New Zealand imposed one of the strictest lockdowns in the world, which helped it keep infections and deaths down. The country had recorded 21 deaths related to the virus, a rate of 4.56 deaths per million people, compared to 303.45 per million in the US and 551.81 per million in the UK.
“Even accounting for an expected recovery in the second half of the year, this year’s projected decline in annual GDP is the largest in at least 160 years,” the Reserve Bank of New Zealand said in its latest Financial Stability Report.
The central bank said if tough restrictions are reimposed, unemployment could reach almost 18 per cent. “There remains considerable uncertainty about the future trajectory of the pandemic, and how this will affect the New Zealand economy,” the central bank said.
Prime Minister Jacinda Ardern’s government has started to ease restrictions, but has faced criticism from its coalition partner. Deputy Prime Minister Winston Peters said the enemy at this point was not Covid-19, but the economic damage wrought by the disease.
Insurers want surgery backlog dealt with
Private health insurers are calling on governments to deal with the backlog of surgeries in private hospitals that has built up as a result of Covid-19.
Hospitals have been allowed to restart non-urgent procedures after they were banned for six weeks from 25 March to preserve personal protective equipment and free up heath care workers.

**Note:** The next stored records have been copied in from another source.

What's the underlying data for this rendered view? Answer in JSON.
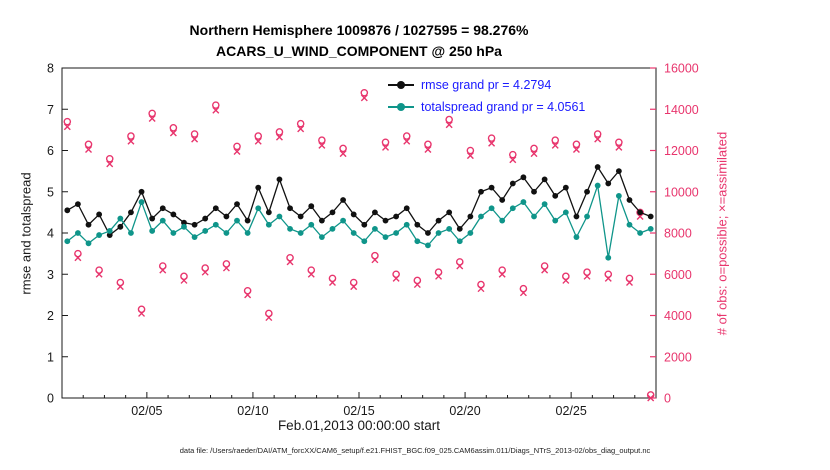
{
  "title": {
    "line1": "Northern Hemisphere 1009876 / 1027595 = 98.276%",
    "line2": "ACARS_U_WIND_COMPONENT @ 250 hPa"
  },
  "legend": [
    {
      "label": "rmse grand pr = 4.2794",
      "color": "#111111"
    },
    {
      "label": "totalspread grand pr = 4.0561",
      "color": "#0f958a"
    }
  ],
  "footer": {
    "data_file": "data file: /Users/raeder/DAI/ATM_forcXX/CAM6_setup/f.e21.FHIST_BGC.f09_025.CAM6assim.011/Diags_NTrS_2013-02/obs_diag_output.nc"
  },
  "colors": {
    "obs_pink": "#e8356d",
    "rmse_black": "#111111",
    "spread_teal": "#0f958a",
    "legend_text": "#1a1aff",
    "axis_dark": "#1a1a1a"
  },
  "chart_data": {
    "type": "line",
    "title": "Northern Hemisphere 1009876 / 1027595 = 98.276%",
    "subtitle": "ACARS_U_WIND_COMPONENT @ 250 hPa",
    "xlabel": "Feb.01,2013 00:00:00 start",
    "ylabel_left": "rmse and totalspread",
    "ylabel_right": "# of obs: o=possible; ×=assimilated",
    "grid": false,
    "legend_position": "top-inside",
    "xlim": [
      1,
      29
    ],
    "ylim_left": [
      0,
      8
    ],
    "ylim_right": [
      0,
      16000
    ],
    "xticks": {
      "values": [
        5,
        10,
        15,
        20,
        25
      ],
      "labels": [
        "02/05",
        "02/10",
        "02/15",
        "02/20",
        "02/25"
      ]
    },
    "yticks_left": [
      0,
      1,
      2,
      3,
      4,
      5,
      6,
      7,
      8
    ],
    "yticks_right": [
      0,
      2000,
      4000,
      6000,
      8000,
      10000,
      12000,
      14000,
      16000
    ],
    "x": [
      1.25,
      1.75,
      2.25,
      2.75,
      3.25,
      3.75,
      4.25,
      4.75,
      5.25,
      5.75,
      6.25,
      6.75,
      7.25,
      7.75,
      8.25,
      8.75,
      9.25,
      9.75,
      10.25,
      10.75,
      11.25,
      11.75,
      12.25,
      12.75,
      13.25,
      13.75,
      14.25,
      14.75,
      15.25,
      15.75,
      16.25,
      16.75,
      17.25,
      17.75,
      18.25,
      18.75,
      19.25,
      19.75,
      20.25,
      20.75,
      21.25,
      21.75,
      22.25,
      22.75,
      23.25,
      23.75,
      24.25,
      24.75,
      25.25,
      25.75,
      26.25,
      26.75,
      27.25,
      27.75,
      28.25,
      28.75
    ],
    "series": [
      {
        "name": "rmse",
        "grand_pr": 4.2794,
        "axis": "left",
        "color": "#111111",
        "marker": "dot",
        "values": [
          4.55,
          4.7,
          4.2,
          4.45,
          3.95,
          4.15,
          4.5,
          5.0,
          4.35,
          4.6,
          4.45,
          4.25,
          4.2,
          4.35,
          4.6,
          4.4,
          4.7,
          4.3,
          5.1,
          4.5,
          5.3,
          4.6,
          4.4,
          4.65,
          4.3,
          4.5,
          4.8,
          4.45,
          4.2,
          4.5,
          4.3,
          4.4,
          4.6,
          4.2,
          4.0,
          4.3,
          4.5,
          4.1,
          4.4,
          5.0,
          5.1,
          4.8,
          5.2,
          5.35,
          5.0,
          5.3,
          4.9,
          5.1,
          4.4,
          5.0,
          5.6,
          5.2,
          5.5,
          4.8,
          4.5,
          4.4
        ]
      },
      {
        "name": "totalspread",
        "grand_pr": 4.0561,
        "axis": "left",
        "color": "#0f958a",
        "marker": "dot",
        "values": [
          3.8,
          4.0,
          3.75,
          3.95,
          4.05,
          4.35,
          4.0,
          4.75,
          4.05,
          4.3,
          4.0,
          4.15,
          3.9,
          4.05,
          4.2,
          4.0,
          4.3,
          4.0,
          4.6,
          4.2,
          4.4,
          4.1,
          4.0,
          4.2,
          3.9,
          4.1,
          4.3,
          4.0,
          3.8,
          4.1,
          3.9,
          4.0,
          4.2,
          3.8,
          3.7,
          4.0,
          4.1,
          3.8,
          4.0,
          4.4,
          4.6,
          4.3,
          4.6,
          4.75,
          4.4,
          4.7,
          4.3,
          4.5,
          3.9,
          4.4,
          5.15,
          3.4,
          4.9,
          4.2,
          4.0,
          4.1
        ]
      },
      {
        "name": "possible",
        "axis": "right",
        "color": "#e8356d",
        "marker": "o",
        "values": [
          13400,
          7000,
          12300,
          6200,
          11600,
          5600,
          12700,
          4300,
          13800,
          6400,
          13100,
          5900,
          12800,
          6300,
          14200,
          6500,
          12200,
          5200,
          12700,
          4100,
          12900,
          6800,
          13300,
          6200,
          12500,
          5800,
          12100,
          5600,
          14800,
          6900,
          12400,
          6000,
          12700,
          5700,
          12300,
          6100,
          13500,
          6600,
          12000,
          5500,
          12600,
          6200,
          11800,
          5300,
          12100,
          6400,
          12500,
          5900,
          12300,
          6100,
          12800,
          6000,
          12400,
          5800,
          9000,
          150
        ]
      },
      {
        "name": "assimilated",
        "axis": "right",
        "color": "#e8356d",
        "marker": "x",
        "values": [
          13150,
          6800,
          12050,
          6000,
          11350,
          5400,
          12450,
          4100,
          13550,
          6200,
          12850,
          5700,
          12550,
          6100,
          13950,
          6300,
          11950,
          5000,
          12450,
          3900,
          12650,
          6600,
          13050,
          6000,
          12250,
          5600,
          11850,
          5400,
          14550,
          6700,
          12150,
          5800,
          12450,
          5500,
          12050,
          5900,
          13250,
          6400,
          11750,
          5300,
          12350,
          6000,
          11550,
          5100,
          11850,
          6200,
          12250,
          5700,
          12050,
          5900,
          12550,
          5800,
          12150,
          5600,
          8800,
          0
        ]
      }
    ]
  }
}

However, Private Healthcare Australia chief executive Rachel David said a plan needs to be put in place to deal with the backlog that has accumulated, otherwise waiting times for surgeries that are typically performed within weeks in the private sector would blow out.
Private patients wait an average of 24 days for surgery, compared with 109 days for patients in the public system. However, the backlog from the elective surgery ban means some private patients are waiting months.
While private hospitals have been allowed to restart surgeries, social distancing measures make it difficult for them to return to normal.